I'm trying to run the cudaSift
in CudaSift project with a Nvidia Tesla M2090 on a remote machine with CUDA 7.5. The machine has 4 of these GPUs, but I'm quite sure from the debuggining that the initialization is done correctly, anyway this is the code:
void InitCuda(int devNum)
{
int nDevices;
cudaGetDeviceCount(&nDevices);
if (!nDevices) {
std::cerr << "No CUDA devices available" << std::endl;
return;
}
devNum = std::min(nDevices-1, devNum);
deviceInit(devNum);
cudaDeviceProp prop;
cudaGetDeviceProperties(&prop, devNum);
printf("Device Number: %d\n", devNum);
printf(" Device name: %s\n", prop.name);
printf(" Memory Clock Rate (MHz): %d\n", prop.memoryClockRate/1000);
printf(" Memory Bus Width (bits): %d\n", prop.memoryBusWidth);
printf(" Peak Memory Bandwidth (GB/s): %.1f\n\n",
2.0*prop.memoryClockRate*(prop.memoryBusWidth/8)/1.0e6);
}
I use cmake to generate the makefile, and the make
file generate cudaSift
without any error.
Anyway, when I run it, the following error is returned:
safeCall() Runtime API error in file </ghome/rzhengac/Downloads/CudaSift-Maxwell/cudaSiftH.cu>, line 42 : invalid device symbol.
At line 42 of cudaSiftH.cu
it is:
safeCall(cudaMemcpyToSymbol(d_PointCounter, &totPts, sizeof(int)));
Where:
__device__ unsigned int d_PointCounter[1];
int totPts = 0;
This is the code printed by InitCuda
(which make quite sure that everything is fine during initialization):
Device Number: 0
Device name: Tesla M2090
Memory Clock Rate (MHz): 1848
Memory Bus Width (bits): 384
Peak Memory Bandwidth (GB/s): 177.4
SOLUTION:
As suggested in the comments, I was compiling with the wrong architecture: I had to change each sm_35
in CMakeList.txt
into sm_20
, and this is the result:
cmake_minimum_required(VERSION 2.6)
project(cudaSift)
set(cudaSift_VERSION_MAJOR 2)
set(cudaSift_VERSION_MINOR 0)
set(cudaSift_VERSION_PATCH 0)
set(CPACK_PACKAGE_VERSION_MAJOR "${cudaSift_VERSION_MAJOR}")
set(CPACK_PACKAGE_VERSION_MINOR "${cudaSift_VERSION_MINOR}")
set(CPACK_PACKAGE_VERSION_PATCH "${cudaSift_VERSION_PATCH}")
set(CPACK_GENERATOR "ZIP")
include(CPack)
find_package(OpenCV REQUIRED)
find_package(CUDA)
if (NOT CUDA_FOUND)
message(STATUS "CUDA not found.
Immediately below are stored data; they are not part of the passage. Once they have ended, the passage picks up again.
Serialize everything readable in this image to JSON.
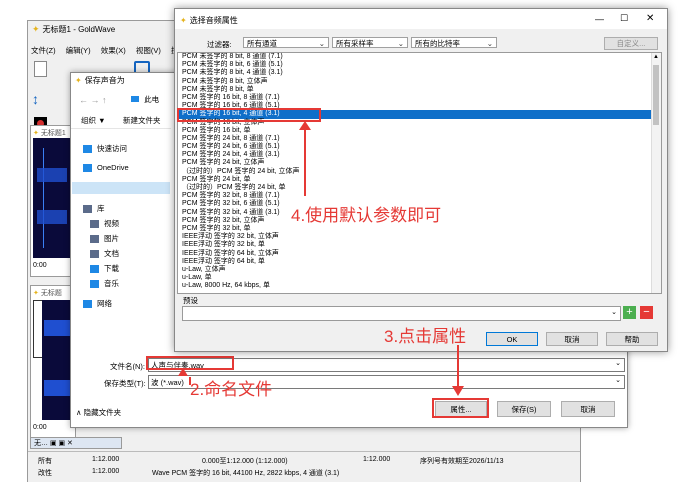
{
  "goldwave": {
    "title": "无标题1 - GoldWave",
    "menu": [
      "文件(Z)",
      "编辑(Y)",
      "效果(X)",
      "视图(V)",
      "控"
    ],
    "tab_label": "无标题1",
    "tab_label2": "无标题",
    "tab_label3": "无",
    "time_a": "0:00",
    "time_b": "0:00",
    "time_c": "0:00",
    "status": {
      "row1": [
        "所有",
        "1:12.000",
        "0.000至1:12.000 (1:12.000)",
        "1:12.000",
        "序列号有效期至2026/11/13"
      ],
      "row2": [
        "改性",
        "1:12.000",
        "Wave PCM 签字的 16 bit, 44100 Hz, 2822 kbps, 4 通道 (3.1)"
      ]
    }
  },
  "save_dialog": {
    "title": "保存声音为",
    "breadcrumb": "此电",
    "organize": "组织 ▼",
    "new_folder": "新建文件夹",
    "nav": [
      {
        "label": "快速访问",
        "icon": "star-icon"
      },
      {
        "label": "OneDrive",
        "icon": "cloud-icon"
      },
      {
        "label": "此电脑",
        "icon": "computer-icon"
      },
      {
        "label": "库",
        "icon": "library-icon"
      },
      {
        "label": "视频",
        "icon": "video-icon"
      },
      {
        "label": "图片",
        "icon": "picture-icon"
      },
      {
        "label": "文档",
        "icon": "document-icon"
      },
      {
        "label": "下载",
        "icon": "download-icon"
      },
      {
        "label": "音乐",
        "icon": "music-icon"
      },
      {
        "label": "网络",
        "icon": "network-icon"
      }
    ],
    "filename_label": "文件名(N):",
    "filename_value": "人声与伴奏.wav",
    "filetype_label": "保存类型(T):",
    "filetype_value": "波 (*.wav)",
    "hide_folders": "隐藏文件夹",
    "properties_btn": "属性...",
    "save_btn": "保存(S)",
    "cancel_btn": "取消"
  },
  "props_dialog": {
    "title": "选择音频属性",
    "filter_label": "过滤器:",
    "filter_channels": "所有通道",
    "filter_rates": "所有采样率",
    "filter_bitrates": "所有的比特率",
    "custom_btn": "自定义...",
    "formats": [
      "PCM 未签字的 8 bit, 8 通道 (7.1)",
      "PCM 未签字的 8 bit, 6 通道 (5.1)",
      "PCM 未签字的 8 bit, 4 通道 (3.1)",
      "PCM 未签字的 8 bit, 立体声",
      "PCM 未签字的 8 bit, 单",
      "PCM 签字的 16 bit, 8 通道 (7.1)",
      "PCM 签字的 16 bit, 6 通道 (5.1)",
      "PCM 签字的 16 bit, 4 通道 (3.1)",
      "PCM 签字的 16 bit, 立体声",
      "PCM 签字的 16 bit, 单",
      "PCM 签字的 24 bit, 8 通道 (7.1)",
      "PCM 签字的 24 bit, 6 通道 (5.1)",
      "PCM 签字的 24 bit, 4 通道 (3.1)",
      "PCM 签字的 24 bit, 立体声",
      "（过时的）PCM 签字的 24 bit, 立体声",
      "PCM 签字的 24 bit, 单",
      "（过时的）PCM 签字的 24 bit, 单",
      "PCM 签字的 32 bit, 8 通道 (7.1)",
      "PCM 签字的 32 bit, 6 通道 (5.1)",
      "PCM 签字的 32 bit, 4 通道 (3.1)",
      "PCM 签字的 32 bit, 立体声",
      "PCM 签字的 32 bit, 单",
      "IEEE浮动 签字的 32 bit, 立体声",
      "IEEE浮动 签字的 32 bit, 单",
      "IEEE浮动 签字的 64 bit, 立体声",
      "IEEE浮动 签字的 64 bit, 单",
      "u-Law, 立体声",
      "u-Law, 单",
      "u-Law, 8000 Hz, 64 kbps, 单"
    ],
    "selected_index": 7,
    "preset_label": "预设",
    "ok_btn": "OK",
    "cancel_btn": "取消",
    "help_btn": "帮助"
  },
  "annotations": {
    "step4": "4.使用默认参数即可",
    "step3": "3.点击属性",
    "step2": "2.命名文件",
    "color": "#e53935"
  }
}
Project will not be built.")
endif(NOT CUDA_FOUND)
if (WIN32)
set(EXTRA_CXX_FLAGS "/DVERBOSE /D_CRT_SECURE_NO_WARNINGS ")
list(APPEND CUDA_NVCC_FLAGS "-arch=sm_20;--compiler-options;-O2;-DVERBOSE")
endif()
if (UNIX)
if (APPLE)
set(EXTRA_CXX_FLAGS "-DVERBOSE -msse2")
list(APPEND CUDA_NVCC_FLAGS "-arch=sm_20;--compiler-options;-O2;-DVERBOSE")
else()
set(CMAKE_CXX_FLAGS "${CMAKE_CXX_FLAGS} -O2 -msse2 ")
list(APPEND CUDA_NVCC_FLAGS "-lineinfo;--compiler-options;-O2;-DVERBOSE")
endif()
endif()
set(cuda_sources
# dynamic.cu
cudaImage.cu
cudaImage.h
cudaSiftH.cu
cudaSiftH.h
matching.cu
cudaSiftD.h
cudaSift.h
cudautils.h
)
set(sources
geomFuncs.cpp
mainSift.cpp
)
include_directories(
${CMAKE_CURRENT_SOURCE_DIR}
)
SET(CUDA_SEPARABLE_COMPILATION ON)
cuda_add_executable(cudasift ${cuda_sources} ${sources} OPTIONS -arch=sm_20)
set_target_properties(cudasift PROPERTIES
COMPILE_FLAGS "${EXTRA_CXX_FLAGS}"
)
target_link_libraries(cudasift
/usr/local/cuda/lib64/libcudadevrt.a ${OpenCV_LIBS}
)
install(FILES
${cuda_sources}
${sources}
cudaSiftD.cu
CMakeLists.txt
Copyright.txt
DESTINATION .
)
install(FILES data/left.pgm data/righ.pgm
DESTINATION data
)